Similar to laws in Washington, D.C. and six other states, the California law gives mentally capable, terminally ill adults with six months or less to live to the option to request prescription medication they can decide to take to end unbearable suffering and die peacefully in their sleep.
The appellate court ruling said:
“The parties are ordered to SHOW CAUSE before this court why the relief prayed for should not be granted. Real parties in interest may file a formal return within 25 days of the date of this order. Petitioners shall have 15 days from the date of the filing of the return in which to file a traverse. The parties will be notified when the matter is set for oral argument.”
“It is important to note the ruling did not invalidate the law or the court would have said so explicitly in its order, so the law remains in effect until further notice,” said John C. Kappos, a partner in the O’Melveny law firm representing Compassion & Choices, which led the campaign to pass the law. “The court did not rule on the appeal of the lower court ruling itself.”
“Physicians still are protected under the law to write prescriptions for their terminally ill patients who want the end-of-life care option for medical aid in dying to peacefully end intolerable suffering,” said Kevin Díaz, national director of legal advocacy for Compassion & Choices, which filed an amicus brief in the case two years ago. “This preliminary ruling is just one step in what promises to be a long legal battle, so people should not change their current treatment plans because of it.”
Last Tuesday, Riverside County Superior Court Judge Daniel Ottolia granted a motion to invalidate the law because he claimed the legislature violated the state constitution by passing it during a special session limited to health care issues. He gave Attorney General Xavier Becerra five days to file the emergency request to reverse his ruling in the case, Ahn vs. Hestrin — Case RIC1607135.
“The enactment fell within the scope of the special session called, in part, to consider efforts to ‘improve the efficiency and efficacy of the health care system … and improve the health of Californians,’” says the attorney general’s appeal filed in the 4th District Court of Appeal. “As the Governor indicated, the Act deals with pain, suffering, and the comfort of having the health care options afforded by the Act.”
Polling shows 76 percent of Californians across the political and demographic spectrum support medical aid in dying.
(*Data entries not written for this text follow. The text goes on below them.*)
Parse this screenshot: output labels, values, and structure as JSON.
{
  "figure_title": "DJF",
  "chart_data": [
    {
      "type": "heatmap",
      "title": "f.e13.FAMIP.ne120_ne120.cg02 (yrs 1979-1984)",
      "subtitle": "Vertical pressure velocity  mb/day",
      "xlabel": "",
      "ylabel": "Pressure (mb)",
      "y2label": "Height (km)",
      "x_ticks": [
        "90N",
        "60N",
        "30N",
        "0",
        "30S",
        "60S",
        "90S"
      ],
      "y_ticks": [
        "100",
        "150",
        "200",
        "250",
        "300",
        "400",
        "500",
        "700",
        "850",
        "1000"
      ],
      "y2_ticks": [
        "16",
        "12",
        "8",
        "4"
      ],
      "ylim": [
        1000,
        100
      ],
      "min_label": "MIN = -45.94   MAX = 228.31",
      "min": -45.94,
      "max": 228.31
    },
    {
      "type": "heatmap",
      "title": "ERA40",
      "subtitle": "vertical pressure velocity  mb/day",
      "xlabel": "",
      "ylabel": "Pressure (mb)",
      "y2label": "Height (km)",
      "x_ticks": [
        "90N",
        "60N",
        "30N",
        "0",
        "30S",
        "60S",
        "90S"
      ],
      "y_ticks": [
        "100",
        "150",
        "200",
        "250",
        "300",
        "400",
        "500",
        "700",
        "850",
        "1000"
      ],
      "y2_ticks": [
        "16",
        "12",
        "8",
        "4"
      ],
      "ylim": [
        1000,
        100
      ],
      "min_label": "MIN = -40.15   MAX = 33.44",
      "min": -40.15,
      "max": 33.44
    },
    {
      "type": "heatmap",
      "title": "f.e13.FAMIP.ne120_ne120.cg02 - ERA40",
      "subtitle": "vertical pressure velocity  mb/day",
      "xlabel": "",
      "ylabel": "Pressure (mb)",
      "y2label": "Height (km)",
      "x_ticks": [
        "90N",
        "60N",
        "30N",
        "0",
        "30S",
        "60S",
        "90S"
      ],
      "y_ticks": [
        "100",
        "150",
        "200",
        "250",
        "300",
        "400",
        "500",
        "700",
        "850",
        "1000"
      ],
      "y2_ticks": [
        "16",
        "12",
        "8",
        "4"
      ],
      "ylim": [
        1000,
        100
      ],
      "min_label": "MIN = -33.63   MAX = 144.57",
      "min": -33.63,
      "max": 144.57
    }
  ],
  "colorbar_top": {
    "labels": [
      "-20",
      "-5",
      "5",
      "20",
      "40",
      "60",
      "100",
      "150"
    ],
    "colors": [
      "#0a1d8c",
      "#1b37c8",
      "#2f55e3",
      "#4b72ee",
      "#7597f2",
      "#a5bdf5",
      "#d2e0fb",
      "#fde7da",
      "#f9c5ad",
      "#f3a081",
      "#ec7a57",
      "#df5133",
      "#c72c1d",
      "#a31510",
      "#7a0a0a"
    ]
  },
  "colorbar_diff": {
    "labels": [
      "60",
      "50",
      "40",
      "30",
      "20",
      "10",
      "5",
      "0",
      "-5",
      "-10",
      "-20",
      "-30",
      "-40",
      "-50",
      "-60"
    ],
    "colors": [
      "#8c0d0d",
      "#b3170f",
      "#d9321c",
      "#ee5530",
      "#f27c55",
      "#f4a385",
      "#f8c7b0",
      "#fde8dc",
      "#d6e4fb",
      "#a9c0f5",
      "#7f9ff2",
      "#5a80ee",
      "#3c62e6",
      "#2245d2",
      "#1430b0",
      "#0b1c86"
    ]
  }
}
This majority support includes 82 percent of Democrats, 79 percent of independents, 67 percent of Republicans, 75 percent of whites, Latinos and Asian Americans, and 52 percent of African Americans.
Last June, Compassion & Choices released a report estimating that 504 Californians have received prescriptions for medical aid in dying since it took effect on June 9, 2016. Last July, the California Department of Public Health released a report showing 191 terminally ill Californians received prescriptions from 173 doctors for aid-in-dying medication during the nearly seven month period from June 9, 2016 until Dec. 31, 2016; 111 of those individuals (58%) decided to self-ingest the medication.
California is one of seven states — including Colorado, Montana, Oregon, Vermont, Washington, and Hawai‘i — as well as the District of Columbia, that have authorized medical aid in dying. Collectively, the populations of these eight jurisdictions represent nearly one out of five Americans (19%).